The wines of Malaga are of two sorts, sweet, and dry; and of the former of these, there are four kinds. First, The common “Malaga,” known and exported under that name. In this wine there is a certain proportion of boiled wine, which is allowed to burn, and which communicates a slightly burnt taste to the “Malaga.” The grape from which this wine is made, is a white grape, and every butt of Malaga contains no less than eleven gallons of brandy. Secondly, “Mountain.” This wine is made from the same grape as the other, and like the other, contains colouring matter, and brandy; the only difference is, that for “mountain,” the grape is allowed to become riper. Thirdly, “lagrimas,” the richest and finest of the sweet wines of Malaga; the name of which almost explains the manner in which it is made. It is the droppings of the ripe grape hung up, and is obtained without the application of pressure.

The dry wine of Malaga is produced from the same grape as the sweet wine, but pressed when greener: in this wine there is an eighth-part more of brandy than in the sweet wine; no less than one twelfth part of the dry Malaga being brandy.

The whole produce of the Malaga vineyards is estimated at from thirty-five to forty thousand butts, but owing to the increasing stock of old wine in the cellars, it is impossible to be precise in this calculation. The export of all the Malaga wines may be stated at about twenty-seven thousand butts.

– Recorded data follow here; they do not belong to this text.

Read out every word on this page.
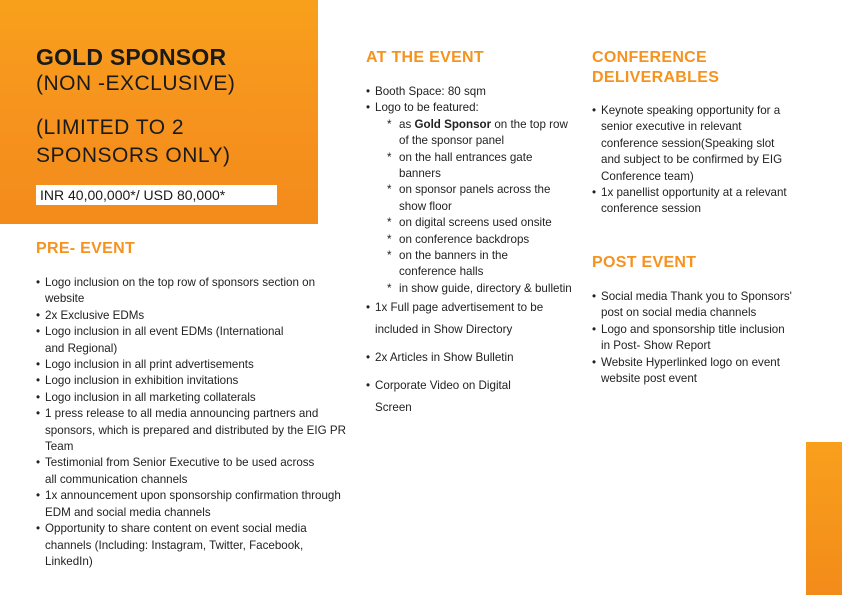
GOLD SPONSOR
(NON -EXCLUSIVE)
(LIMITED TO 2 SPONSORS ONLY)
INR 40,00,000*/ USD 80,000*
PRE- EVENT
• Logo inclusion on the top row of sponsors section on website
• 2x Exclusive EDMs
• Logo inclusion in all event EDMs (International and Regional)
• Logo inclusion in all print advertisements
• Logo inclusion in exhibition invitations
• Logo inclusion in all marketing collaterals
• 1 press release to all media announcing partners and sponsors, which is prepared and distributed by the EIG PR Team
• Testimonial from Senior Executive to be used across all communication channels
• 1x announcement upon sponsorship confirmation through EDM and social media channels
• Opportunity to share content on event social media channels (Including: Instagram, Twitter, Facebook, LinkedIn)
AT THE EVENT
• Booth Space: 80 sqm
• Logo to be featured:
* as Gold Sponsor on the top row of the sponsor panel
* on the hall entrances gate banners
* on sponsor panels across the show floor
* on digital screens used onsite
* on conference backdrops
* on the banners in the conference halls
* in show guide, directory & bulletin
• 1x Full page advertisement to be included in Show Directory
• 2x Articles in Show Bulletin
• Corporate Video on Digital Screen
CONFERENCE DELIVERABLES
• Keynote speaking opportunity for a senior executive in relevant conference session(Speaking slot and subject to be confirmed by EIG Conference team)
• 1x panellist opportunity at a relevant conference session
POST EVENT
• Social media Thank you to Sponsors' post on social media channels
• Logo and sponsorship title inclusion in Post- Show Report
• Website Hyperlinked logo on event website post event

The principal market is the United States, and the States of South America; and to these countries, the export is rather upon the increase. The average price of the wines shipped from Malaga, does not exceed thirty-five dollars per butt; but wines are occasionally exported at so high a price as one hundred and seventy dollars. Many attempts have been made at Malaga to produce sherry, but not with perfect success. The Xeres grape has been reared at Malaga, upon a soil very similar to its native soil; but the merchants of Malaga have not ventured to enter the wine for export. For my own part, judging from a sample of wine which I tasted at the warehouse of Messrs. W. & G. Read, I should say that the experiment had succeeded; and that the sherry made at Malaga, might be introduced into the English market as sherry; and from its great cheapness, it could not fail to command a sale. One reason of the very low price of the wines of Malaga, is to be found in the cheapness of labour: field labour is only two and a half reals a day (4½d.). In the fruit and vintage time it is about double.

Next to its wines, the chief export of Malaga is fruit; consisting of raisins, almonds, grapes, figs, and lemons: but of these, raisins are the principal export. I have before me, a note of the exports of Malaga for the months of September and October, in the year 1830—the chief, though not the sole exporting months,—and I find, that during that time, the export of raisins amounted to two hundred and sixty-eight thousand, eight hundred and forty-five boxes; and thirty-one thousand, nine hundred and sixteen smaller packages. Of this quantity, one hundred and twenty-five thousand, three hundred and thirty-four boxes were entered for the United States; forty-five thousand, five hundred and thirteen for England; the remaining quantity being for France, the West Indies, the Spanish ports, South America, and Holland.